Patrick Jennings. The Wolving Time. Scholastic, 2003. ISBN 978-0439395557 208 pp. $
Lazlo Emberek appears to be nothing more than a simple shepherd on the verge of puberty who spins and guards his family’s small flock; it turns out he comes from a family of shapeshifters who can turn into werewolves, and he can’t wait until he acquires the same skill. When he becomes friends with a young girl entrapped as a servant and scapegoat by the corrupt village priest, his family’s secrets come under suspicion of witchery. Drama mounts as the fear of the villagers, incited by the priest, increases. Ultimately, this conflict plays into Lazlo’s decision to take advantage of his canine heritage or turn from it.

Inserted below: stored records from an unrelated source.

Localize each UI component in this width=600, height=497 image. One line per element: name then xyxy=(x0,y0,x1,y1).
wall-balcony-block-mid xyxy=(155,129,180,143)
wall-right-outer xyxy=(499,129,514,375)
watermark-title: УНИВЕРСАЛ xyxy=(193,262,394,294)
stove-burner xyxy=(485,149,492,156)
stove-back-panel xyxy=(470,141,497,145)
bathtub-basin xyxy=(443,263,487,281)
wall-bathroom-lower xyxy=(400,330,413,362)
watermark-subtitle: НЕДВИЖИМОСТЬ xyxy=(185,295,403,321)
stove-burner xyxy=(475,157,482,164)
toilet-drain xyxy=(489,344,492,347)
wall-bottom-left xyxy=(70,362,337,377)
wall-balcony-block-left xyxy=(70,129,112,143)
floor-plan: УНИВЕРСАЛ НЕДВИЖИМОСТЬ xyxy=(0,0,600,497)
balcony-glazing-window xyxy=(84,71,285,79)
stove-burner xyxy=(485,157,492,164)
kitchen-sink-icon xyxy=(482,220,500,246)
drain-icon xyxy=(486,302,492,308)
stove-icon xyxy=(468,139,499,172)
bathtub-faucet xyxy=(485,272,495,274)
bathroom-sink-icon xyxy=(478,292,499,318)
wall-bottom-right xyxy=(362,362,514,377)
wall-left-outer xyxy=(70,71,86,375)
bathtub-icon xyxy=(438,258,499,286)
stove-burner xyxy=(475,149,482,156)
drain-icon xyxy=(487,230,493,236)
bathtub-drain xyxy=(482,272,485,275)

Jennings’s story is replete with earthy details of life in sixteenth century France, including how they got their food, what they wore, an account of going to market day, and a fair amount of nakedness and violence. The writing is very good, with all five senses attended to–a comparison of the sense of smell of a human boy and a wolf is remarkable. Jennings’s use of historical setting and likening werewolves to witch hunts is both clever and plausible. However, the werewolf as a metaphor for teen adolescent has been done before; the character of Lazlo doesn’t contain the soul searching or angst of Annette Curtis Klause’s Vivian from Blood and Chocolate (Bantam, 1997) and is not as engaging. Still, the theme of persecution of those different from us and what it means to act monstrously could augment classroom or book group discussion nicely.